Interpolation: the DFInterpolator

Linear interpolation between gridded datapoints lies at the heart of much of what isochrones does. The custom DFInterpolator object manages this interpolation, implemented to optimize speed and convenience for large grids. A DFInterpolator is built on top of a pandas multi-indexed dataframe, and while designed with stellar model grids in mind, it can be used with any similarly structured data.

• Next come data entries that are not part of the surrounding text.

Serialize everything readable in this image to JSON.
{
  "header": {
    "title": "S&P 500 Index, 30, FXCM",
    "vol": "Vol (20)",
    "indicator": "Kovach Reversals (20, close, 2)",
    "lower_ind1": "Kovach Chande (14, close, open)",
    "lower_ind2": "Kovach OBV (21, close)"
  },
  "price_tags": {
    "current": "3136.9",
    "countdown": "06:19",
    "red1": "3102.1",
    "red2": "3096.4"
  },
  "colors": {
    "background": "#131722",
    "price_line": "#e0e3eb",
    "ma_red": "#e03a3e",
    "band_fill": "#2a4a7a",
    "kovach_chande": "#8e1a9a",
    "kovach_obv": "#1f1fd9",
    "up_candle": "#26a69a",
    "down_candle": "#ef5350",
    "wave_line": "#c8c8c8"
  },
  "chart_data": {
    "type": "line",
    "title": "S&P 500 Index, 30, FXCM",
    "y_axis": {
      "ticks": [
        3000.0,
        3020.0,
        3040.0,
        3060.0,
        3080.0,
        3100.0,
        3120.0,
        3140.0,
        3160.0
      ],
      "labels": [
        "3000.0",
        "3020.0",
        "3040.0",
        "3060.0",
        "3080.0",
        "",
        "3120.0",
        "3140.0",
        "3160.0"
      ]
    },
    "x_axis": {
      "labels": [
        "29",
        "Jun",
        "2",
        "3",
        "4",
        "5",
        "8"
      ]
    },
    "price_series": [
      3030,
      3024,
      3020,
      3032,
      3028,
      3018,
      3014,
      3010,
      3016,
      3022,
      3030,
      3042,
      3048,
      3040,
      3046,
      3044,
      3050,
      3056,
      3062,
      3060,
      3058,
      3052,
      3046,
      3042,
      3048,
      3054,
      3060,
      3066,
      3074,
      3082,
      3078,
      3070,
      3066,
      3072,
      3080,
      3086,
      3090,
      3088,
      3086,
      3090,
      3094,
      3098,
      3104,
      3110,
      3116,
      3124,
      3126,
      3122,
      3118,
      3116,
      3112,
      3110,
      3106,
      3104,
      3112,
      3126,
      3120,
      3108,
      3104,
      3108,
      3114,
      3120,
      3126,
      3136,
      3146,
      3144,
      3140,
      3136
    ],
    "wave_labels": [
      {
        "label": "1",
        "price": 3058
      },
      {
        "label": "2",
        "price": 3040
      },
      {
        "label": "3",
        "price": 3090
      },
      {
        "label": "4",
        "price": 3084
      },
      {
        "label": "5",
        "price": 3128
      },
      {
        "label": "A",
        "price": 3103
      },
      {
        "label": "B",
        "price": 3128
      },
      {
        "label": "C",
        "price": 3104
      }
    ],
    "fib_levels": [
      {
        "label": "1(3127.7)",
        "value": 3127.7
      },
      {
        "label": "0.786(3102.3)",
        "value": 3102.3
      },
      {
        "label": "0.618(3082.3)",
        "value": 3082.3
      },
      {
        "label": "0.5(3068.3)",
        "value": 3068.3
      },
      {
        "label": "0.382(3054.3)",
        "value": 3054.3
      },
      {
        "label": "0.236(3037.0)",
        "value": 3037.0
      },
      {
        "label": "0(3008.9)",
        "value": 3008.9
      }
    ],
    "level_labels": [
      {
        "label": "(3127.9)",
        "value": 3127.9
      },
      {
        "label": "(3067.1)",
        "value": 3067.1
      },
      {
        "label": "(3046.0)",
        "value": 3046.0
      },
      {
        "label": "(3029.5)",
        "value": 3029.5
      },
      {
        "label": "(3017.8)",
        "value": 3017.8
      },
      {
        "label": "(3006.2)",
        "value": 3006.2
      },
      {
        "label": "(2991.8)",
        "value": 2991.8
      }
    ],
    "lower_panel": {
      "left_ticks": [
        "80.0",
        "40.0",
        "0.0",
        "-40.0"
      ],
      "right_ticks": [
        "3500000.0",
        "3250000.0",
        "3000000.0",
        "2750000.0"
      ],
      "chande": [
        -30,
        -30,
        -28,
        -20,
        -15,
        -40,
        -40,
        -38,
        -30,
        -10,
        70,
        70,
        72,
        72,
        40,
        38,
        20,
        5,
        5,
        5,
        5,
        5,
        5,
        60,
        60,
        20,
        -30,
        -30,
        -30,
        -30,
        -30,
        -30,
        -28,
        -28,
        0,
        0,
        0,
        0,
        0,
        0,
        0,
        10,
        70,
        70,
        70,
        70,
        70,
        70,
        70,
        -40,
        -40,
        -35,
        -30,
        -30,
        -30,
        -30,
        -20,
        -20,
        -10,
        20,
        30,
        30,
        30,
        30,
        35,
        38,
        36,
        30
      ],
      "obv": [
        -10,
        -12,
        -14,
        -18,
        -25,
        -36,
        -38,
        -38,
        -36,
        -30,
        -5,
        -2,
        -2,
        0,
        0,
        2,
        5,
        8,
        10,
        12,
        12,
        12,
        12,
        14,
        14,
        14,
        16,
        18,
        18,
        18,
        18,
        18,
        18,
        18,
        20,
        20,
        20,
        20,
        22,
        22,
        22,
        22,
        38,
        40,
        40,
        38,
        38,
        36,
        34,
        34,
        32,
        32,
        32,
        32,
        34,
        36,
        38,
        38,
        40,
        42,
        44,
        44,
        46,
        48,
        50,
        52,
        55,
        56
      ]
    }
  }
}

Let's demonstrate with a small example of data on a 2-dimensional grid.


In [1]:
import itertools
import numpy as np
import pandas as pd

x = np.arange(1, 4)
y = np.arange(1, 6)

index = pd.MultiIndex.from_product((x, y), names=['x', 'y'])
df = pd.DataFrame(index=index)

df['sum'] = [x + y for x, y in itertools.product(x, y)]
df['product'] = [x * y for x, y in itertools.product(x, y)]
df['power'] = [x**y for x, y in itertools.product(x, y)]

df


Out[1]:
sum product power
x y
1 1 2 1 1
2 3 2 1
3 4 3 1
4 5 4 1
5 6 5 1
2 1 3 2 2
2 4 4 4
3 5 6 8
4 6 8 16
5 7 10 32
3 1 4 3 3
2 5 6 9
3 6 9 27
4 7 12 81
5 8 15 243

The DFInterpolator is initialized with this dataframe and then can interpolate the values of the columns at any location within the grid defined by the multiindex.


In [2]:
from isochrones.interp import DFInterpolator

interp = DFInterpolator(df)
interp([1.4, 2.1])


Out[2]:
array([3.5 , 2.94, 2.36])

Individual columns may also be accessed by name:


In [3]:
interp([2.2, 4.6], ['product'])


Out[3]:
array([10.12])

This object is very similar to the linear interpolation objects available in scipy, but it is significantly faster for single interpolation evaluations:


In [4]:
from scipy.interpolate import RegularGridInterpolator

nx, ny = len(x), len(y)
grid = np.reshape(df['sum'].values, (nx, ny))
scipy_interp = RegularGridInterpolator([x, y], grid)

# Values are the same
assert(scipy_interp([1.3, 2.2])==interp([1.3, 2.2], ['sum']))

# Timings are different
%timeit scipy_interp([1.3, 2.2])
%timeit interp([1.3, 2.2])


10000 loops, best of 3: 176 µs per loop
The slowest run took 7.10 times longer than the fastest. This could mean that an intermediate result is being cached.
100000 loops, best of 3: 7.71 µs per loop

The DFInterpolator is about 30x faster than the scipy regular grid interpolation, for a single point. However, for vectorized calculations, scipy is indeed faster:


In [5]:
N = 10000
pts = [1.3 * np.ones(N), 2.2 * np.ones(N)]
%timeit scipy_interp(np.array(pts).T)
%timeit interp(pts, ['sum'])


The slowest run took 7.51 times longer than the fastest. This could mean that an intermediate result is being cached.
100 loops, best of 3: 1.52 ms per loop
The slowest run took 30.75 times longer than the fastest. This could mean that an intermediate result is being cached.
1 loop, best of 3: 15.1 ms per loop

However, the DFInterpolator has an additional advantage of being able to manage missing data---that is, the grid doesn't have to be completely filled to construct the interpolator, as it does with scipy:


In [6]:
df_missing = df.drop([(3, 3), (3, 4)])
df_missing


Out[6]:
sum product power
x y
1 1 2 1 1
2 3 2 1
3 4 3 1
4 5 4 1
5 6 5 1
2 1 3 2 2
2 4 4 4
3 5 6 8
4 6 8 16
5 7 10 32
3 1 4 3 3
2 5 6 9
5 8 15 243

In [7]:
interp_missing = DFInterpolator(df_missing)
interp_missing([1.3, 2.2])


Out[7]:
array([3.5 , 2.86, 2.14])

However, if the grid cell that the requested point is in is adjacent to one of these missing points, the interpolation will return nans:


In [8]:
interp_missing([2.3, 3])


Out[8]:
array([nan, nan, nan])

In other words, the interpolator can be constructed with an incomplete grid, but it does not fill values for the missing points.